[HISTORY: Adopted by the Board of Supervisors of Pierce County by Ord. No. 85-1. Amendments noted where applicable.]
[Amended by Ord. No. 94-6]
No person shall issue any check or other order for the payment of money less than $1,000 which, at the time of issuance, he or she intends should not be paid.
Any of the following is prima facie evidence that the person at the time he or she issued the check or other order for the payment of money intended it should not be paid:
Proof that at the time of issuance the person did not have an account with the drawee;
Proof that, at the time of issuance, the person did not have sufficient funds or credit with the drawee and that the person failed within five days after receiving notice of nonpayment or dishonor to pay the check or other order; or
Proof that, when presentment was made within a reasonable time, the person did not have sufficient funds or credit with the drawee and the person failed within five days after receiving notice of nonpayment or dishonor to pay the check or other order.
Refusal to accept or failure to receive notice of nonpayment or dishonor mailed by first class mail to such person's last known address or the address shown on the face of the check or other order shall not be a defense to the charge of issuance of a worthless check, contrary to § 129-1 of this chapter.
This chapter does not apply to a postdated check or to a check given for a past consideration, except a payroll check.
Any person who violates this chapter shall, upon conviction, be subject to a forfeiture of not more than $500 together with costs of prosecution and penalty assessment and, in default of payment of such forfeiture and costs, shall be subject to imprisonment in the county jail until such forfeiture and costs are paid, but not to exceed 30 days.
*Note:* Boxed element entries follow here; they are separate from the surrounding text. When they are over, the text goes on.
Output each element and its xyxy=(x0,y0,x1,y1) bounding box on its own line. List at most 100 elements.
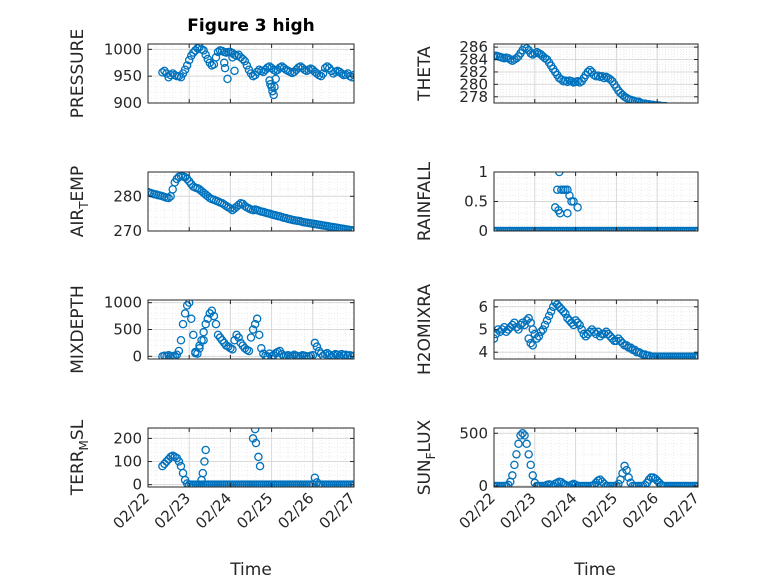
y-tick-label-theta-3: 284 xyxy=(459,51,488,69)
point-sun_flux-14 xyxy=(518,429,527,438)
point-theta-86 xyxy=(667,102,672,103)
point-mixdepth-20 xyxy=(199,327,208,337)
x-tick-label-terr_msl-5: 02/27 xyxy=(316,489,359,532)
x-tick-label-terr_msl-4: 02/26 xyxy=(274,489,317,532)
x-tick-label-sun_flux-3: 02/25 xyxy=(578,489,621,532)
point-air_temp-95 xyxy=(339,224,348,231)
point-sun_flux-15 xyxy=(520,431,529,440)
point-theta-89 xyxy=(672,104,679,111)
point-theta-84 xyxy=(662,101,669,103)
y-tick-label-terr_msl-2: 200 xyxy=(113,429,142,447)
point-theta-85 xyxy=(665,102,670,103)
point-air_temp-38 xyxy=(222,201,231,211)
point-sun_flux-66 xyxy=(624,473,633,482)
y-axis-label-pressure: PRESSURE xyxy=(68,29,88,118)
point-mixdepth-69 xyxy=(300,351,309,359)
x-tick-label-terr_msl-1: 02/23 xyxy=(151,489,194,532)
point-theta-57 xyxy=(606,75,615,84)
point-h2omixra-34 xyxy=(559,307,568,316)
series-pressure xyxy=(158,44,354,100)
point-mixdepth-25 xyxy=(209,311,219,321)
point-theta-88 xyxy=(670,104,677,111)
series-air_temp xyxy=(148,172,354,231)
point-pressure-95 xyxy=(220,63,230,73)
x-tick-label-sun_flux-1: 02/23 xyxy=(496,489,539,532)
point-h2omixra-27 xyxy=(544,311,554,321)
point-sun_flux-18 xyxy=(526,460,535,470)
point-air_temp-97 xyxy=(343,225,353,231)
point-theta-18 xyxy=(526,49,535,58)
point-theta-92 xyxy=(678,104,685,111)
point-h2omixra-65 xyxy=(622,341,631,350)
y-tick-label-sun_flux-0: 0 xyxy=(478,477,488,495)
point-sun_flux-17 xyxy=(524,450,533,459)
y-tick-label-mixdepth-2: 1000 xyxy=(104,294,142,312)
y-tick-label-theta-0: 278 xyxy=(459,88,488,106)
x-tick-label-sun_flux-0: 02/22 xyxy=(456,489,499,532)
point-h2omixra-9 xyxy=(508,320,517,330)
point-theta-36 xyxy=(563,77,572,87)
point-terr_msl-101 xyxy=(254,452,263,462)
point-h2omixra-76 xyxy=(644,351,654,359)
y-tick-label-terr_msl-1: 100 xyxy=(113,453,142,471)
point-mixdepth-46 xyxy=(252,314,262,324)
point-pressure-103 xyxy=(269,90,278,100)
point-sun_flux-74 xyxy=(640,480,650,487)
point-mixdepth-44 xyxy=(248,325,258,334)
x-axis-label-left: Time xyxy=(229,560,272,580)
y-tick-label-h2omixra-1: 5 xyxy=(478,321,488,339)
point-sun_flux-65 xyxy=(622,465,631,475)
point-mixdepth-18 xyxy=(195,344,204,353)
point-mixdepth-10 xyxy=(178,319,188,329)
axes-box-sun_flux xyxy=(493,427,699,488)
point-h2omixra-22 xyxy=(534,332,544,341)
point-air_temp-96 xyxy=(341,225,351,231)
y-tick-label-h2omixra-0: 4 xyxy=(478,343,488,361)
point-theta-93 xyxy=(680,104,687,111)
point-theta-20 xyxy=(530,49,540,58)
point-mixdepth-21 xyxy=(201,319,210,329)
point-mixdepth-86 xyxy=(335,351,344,359)
point-h2omixra-0 xyxy=(494,334,499,343)
point-mixdepth-9 xyxy=(176,335,186,345)
point-h2omixra-63 xyxy=(618,338,627,348)
point-h2omixra-28 xyxy=(546,307,556,316)
point-theta-90 xyxy=(674,104,681,111)
subplot-mixdepth: 0 500 1000 MIXDEPTH xyxy=(68,285,355,374)
point-rainfall-103 xyxy=(555,172,564,177)
point-sun_flux-12 xyxy=(514,439,523,449)
point-h2omixra-21 xyxy=(532,334,542,343)
point-pressure-13 xyxy=(184,55,194,65)
point-rainfall-102 xyxy=(552,185,562,194)
y-tick-label-mixdepth-0: 0 xyxy=(132,347,142,365)
point-pressure-11 xyxy=(180,65,190,74)
point-mixdepth-26 xyxy=(211,319,221,329)
point-rainfall-114 xyxy=(563,209,572,218)
point-theta-54 xyxy=(599,73,609,83)
point-h2omixra-24 xyxy=(538,325,548,334)
point-theta-72 xyxy=(636,98,646,103)
point-sun_flux-35 xyxy=(561,480,570,487)
point-sun_flux-16 xyxy=(522,439,531,449)
point-theta-81 xyxy=(655,101,663,103)
point-mixdepth-50 xyxy=(261,351,270,359)
subplot-rainfall: 0 0.5 1 RAINFALL xyxy=(415,161,699,241)
point-theta-97 xyxy=(688,105,695,112)
x-tick-label-sun_flux-4: 02/26 xyxy=(619,489,662,532)
axes-box-terr_msl xyxy=(147,427,355,488)
point-mixdepth-1 xyxy=(160,351,169,359)
point-h2omixra-13 xyxy=(516,320,525,330)
y-tick-label-rainfall-2: 1 xyxy=(478,163,488,181)
point-pressure-39 xyxy=(238,54,248,64)
point-theta-91 xyxy=(676,104,683,111)
subplot-h2omixra: 4 5 6 H2OMIXRA xyxy=(415,284,699,375)
point-theta-16 xyxy=(522,44,531,53)
point-h2omixra-38 xyxy=(567,318,576,327)
point-terr_msl-100 xyxy=(251,438,261,448)
y-tick-label-air_temp-1: 280 xyxy=(113,187,142,205)
x-tick-label-terr_msl-2: 02/24 xyxy=(192,489,235,532)
point-theta-87 xyxy=(669,102,674,103)
point-terr_msl-97 xyxy=(201,445,210,455)
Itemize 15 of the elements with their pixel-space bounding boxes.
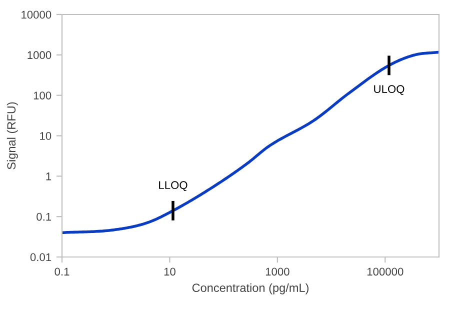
annotation: LLOQ — [159, 181, 188, 192]
y-tick-label: 0.1 — [36, 212, 52, 221]
y-tick-label: 0.01 — [30, 253, 52, 262]
x-tick-label: 10 — [164, 268, 176, 276]
y-tick-label: 1 — [46, 172, 52, 180]
x-tick-label: 0.1 — [54, 268, 70, 276]
y-tick-label: 1000 — [28, 51, 52, 60]
y-axis-title: Signal (RFU) — [6, 102, 18, 170]
annotation: ULOQ — [374, 85, 404, 96]
y-tick-label: 10 — [40, 132, 52, 140]
x-tick-label: 100000 — [367, 268, 404, 276]
y-tick-label: 10000 — [22, 10, 52, 19]
x-axis-title: Concentration (pg/mL) — [192, 283, 308, 294]
x-tick-label: 1000 — [266, 268, 290, 276]
y-tick-label: 100 — [34, 92, 52, 100]
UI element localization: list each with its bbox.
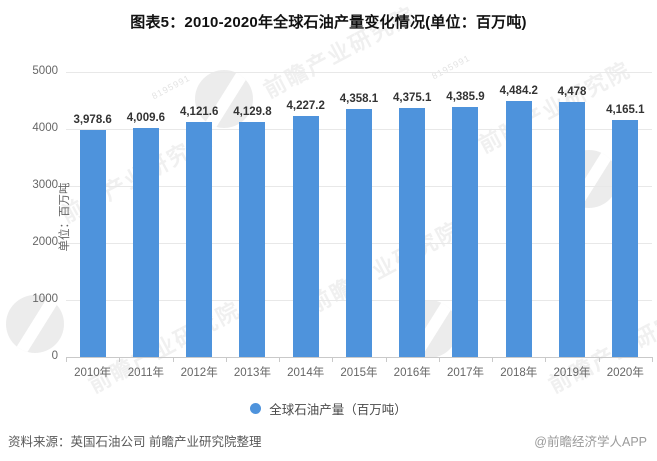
legend-label: 全球石油产量（百万吨）: [269, 402, 407, 417]
x-tick-label: 2018年: [500, 367, 538, 379]
credit-note: @前瞻经济学人APP: [534, 435, 647, 449]
bar[interactable]: [399, 107, 426, 357]
bar-value-label: 4,227.2: [286, 100, 325, 113]
x-tick-label: 2013年: [233, 367, 271, 379]
gridline: [66, 72, 652, 73]
x-tick-label: 2015年: [340, 367, 378, 379]
bar-value-label: 4,375.1: [393, 91, 432, 104]
x-axis-tick: [438, 357, 440, 362]
x-axis-line: [66, 357, 652, 358]
x-tick-label: 2019年: [553, 367, 591, 379]
bar-column: 4,385.9 2017年: [439, 72, 492, 379]
x-tick-label: 2010年: [74, 367, 112, 379]
bar[interactable]: [505, 101, 532, 357]
bar[interactable]: [292, 116, 319, 357]
bar-column: 4,121.6 2012年: [173, 72, 226, 379]
bar-value-label: 4,009.6: [126, 112, 166, 125]
bar-column: 4,375.1 2016年: [386, 72, 439, 379]
x-tick-label: 2011年: [127, 367, 165, 379]
source-note: 资料来源：英国石油公司 前瞻产业研究院整理: [8, 435, 262, 449]
x-axis-tick: [225, 357, 227, 362]
x-axis-tick: [279, 357, 281, 362]
x-axis-tick: [66, 357, 67, 362]
bar-value-label: 4,121.6: [179, 106, 219, 119]
bar-value-label: 3,978.6: [73, 114, 112, 127]
x-axis-tick: [172, 357, 174, 362]
bar[interactable]: [186, 122, 213, 357]
x-axis-tick: [332, 357, 334, 362]
bar-column: 4,129.8 2013年: [226, 72, 279, 379]
bar-column: 4,165.1 2020年: [599, 72, 652, 379]
bar-column: 3,978.6 2010年: [66, 72, 119, 379]
bar-column: 4,484.2 2018年: [492, 72, 545, 379]
x-axis-tick: [598, 357, 600, 362]
bar-value-label: 4,358.1: [339, 92, 379, 105]
bar-column: 4,009.6 2011年: [119, 72, 172, 379]
y-tick-label: 0: [51, 350, 58, 362]
y-tick-label: 3000: [32, 179, 58, 191]
x-tick-label: 2014年: [287, 367, 325, 379]
bar[interactable]: [559, 101, 586, 357]
legend-marker-icon: [250, 402, 262, 414]
bar[interactable]: [239, 121, 266, 357]
y-tick-label: 4000: [32, 122, 58, 134]
y-tick-label: 1000: [32, 293, 58, 305]
chart-title: 图表5：2010-2020年全球石油产量变化情况(单位：百万吨): [130, 14, 527, 31]
bar[interactable]: [452, 107, 479, 357]
x-tick-label: 2012年: [180, 367, 218, 379]
x-axis-tick: [492, 357, 494, 362]
bar[interactable]: [345, 108, 372, 357]
bar-value-label: 4,165.1: [606, 103, 645, 116]
y-tick-label: 5000: [32, 65, 58, 77]
bar-value-label: 4,385.9: [446, 91, 485, 104]
bar-column: 4,227.2 2014年: [279, 72, 332, 379]
y-tick-label: 2000: [32, 236, 58, 248]
bar[interactable]: [132, 128, 159, 357]
legend[interactable]: 全球石油产量（百万吨）: [0, 399, 657, 417]
bars: 3,978.6 2010年 4,009.6 2011年 4,121.6 2012年 4,12…: [66, 72, 652, 379]
x-tick-label: 2016年: [393, 367, 431, 379]
bar[interactable]: [612, 119, 639, 357]
x-axis-tick: [119, 357, 121, 362]
footer: 资料来源：英国石油公司 前瞻产业研究院整理 @前瞻经济学人APP: [0, 431, 657, 451]
x-tick-label: 2017年: [446, 367, 485, 379]
bar-value-label: 4,478: [557, 85, 587, 98]
plot-area: 0 1000 2000 3000 4000 5000 单位：百万吨 3,978.6 2010…: [32, 65, 653, 379]
bar-value-label: 4,484.2: [499, 85, 538, 98]
x-axis-tick: [652, 357, 653, 362]
bar-column: 4,358.1 2015年: [332, 72, 385, 379]
bar-value-label: 4,129.8: [233, 105, 272, 118]
x-tick-label: 2020年: [606, 367, 644, 379]
x-axis-tick: [545, 357, 547, 362]
bar-column: 4,478 2019年: [545, 72, 598, 379]
bar[interactable]: [79, 130, 106, 357]
x-axis-tick: [385, 357, 387, 362]
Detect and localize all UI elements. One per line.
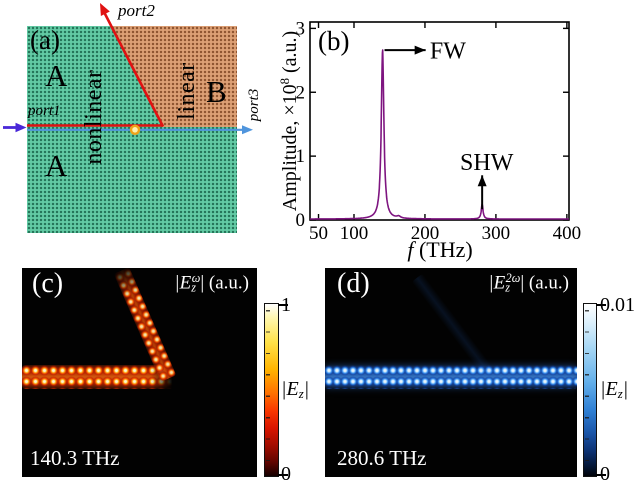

[Added 8-24-2003 by Ord. No. 03-16]
In addition to § 129-5, whoever is in violation of this county ordinance shall be ordered to pay restitution for the amount of the worthless check in a time period to be determined by the court, not to exceed 120 days. If restitution is not paid in the time allotted by the court, the person in violation shall be subject to a civil judgment in favor of the party who took the check.